DART Data Proves Viability of Asteroid Deflection
New DART data in papers published by the University of Maryland shows the asteroid deflection mission would be a viable option for planetary defense.
"We can't stop hurricanes or earthquakes yet, but we ultimately learned that we can prevent an asteroid impact with sufficient time, warning and resources."
Derek Richardson, astronomy professor at UMD and a DART investigation working group lead.
In four papers published in the journal Nature on March 1, 2023, the DART team -- which includes University of Maryland astronomers -- detailed DART's successful impact, the possible physics behind the collision, observations of the resulting debris ejected from the asteroid and calculations of Dimorphos' orbital changes. The findings confirm the feasibility of redirecting near-Earth objects like asteroids as a planetary defense measure.
"We can't stop hurricanes or earthquakes yet, but we ultimately learned that we can prevent an asteroid impact with sufficient time, warning and resources," said Derek Richardson, a professor of astronomy at UMD and a DART investigation working group lead. "With sufficient time, a relatively small change in an asteroid's orbit would cause it to miss the Earth, preventing large-scale destruction from occurring on our planet."
Richardson and his UMD Department of Astronomy colleagues Professor Jessica Sunshine and Principal Research Scientist Tony Farnham played critical roles in studying the effectiveness of the DART mission to deflect an asteroid from an Earth-bound path.
Farnham was instrumental in computing the geometrical conditions and dimensions needed to interpret observations of the event accurately. Using data from spacecraft engineers and from the Didymos Reconnaissance and Asteroid Camera for Optical Navigation (DRACO), Farnham helped determine what the DART spacecraft was looking at as it approached Dimorphos.
DART Data Shows Ejecta Contributed to Trajectory Change
The DART data indicates that the spacecraft was not the sole provider of momentum in the impact with Dimorphos; an additional shove was caused by violent spews of debris when the spacecraft slammed into the diminutive asteroid moon.
"There was so much debris ejected from the impact that Dimorphos was pushed approximately 3.5 times more effectively compared to being hit by the DART spacecraft alone," explained Richardson, who helped compute and verify the momentum transferred between the DART spacecraft and Dimorphos.
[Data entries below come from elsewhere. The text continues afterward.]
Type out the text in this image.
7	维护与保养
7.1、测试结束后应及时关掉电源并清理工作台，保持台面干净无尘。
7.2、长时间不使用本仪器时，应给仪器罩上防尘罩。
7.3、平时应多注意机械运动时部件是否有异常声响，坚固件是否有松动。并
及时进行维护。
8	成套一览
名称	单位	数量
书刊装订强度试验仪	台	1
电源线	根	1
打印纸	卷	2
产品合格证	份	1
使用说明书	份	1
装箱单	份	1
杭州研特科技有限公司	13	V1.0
The DART mission represents a major first step to developing appropriate planetary defense strategies against near-Earth objects like asteroids.
In a related story, NASA's Hubble Space Telescope captured a series of photos of asteroid Dimorphos when it was deliberately hit by the 1,200-pound DART spacecraft.
Hubble's time-lapse movie of the aftermath of DART's collision reveals surprising and remarkable, hour-by-hour changes as dust and chunks of debris were flung into space. Smashing head on into the asteroid at 13,000 miles per hour, the DART impactor blasted over 1,000 tons of dust and rock off of the asteroid.
The Hubble movie offers invaluable new clues into how the debris was dispersed into a complex pattern in the days following the impact. This was over a volume of space much larger than could be recorded by the LICIACube cubesat, which flew past the binary asteroid minutes after DART's impact.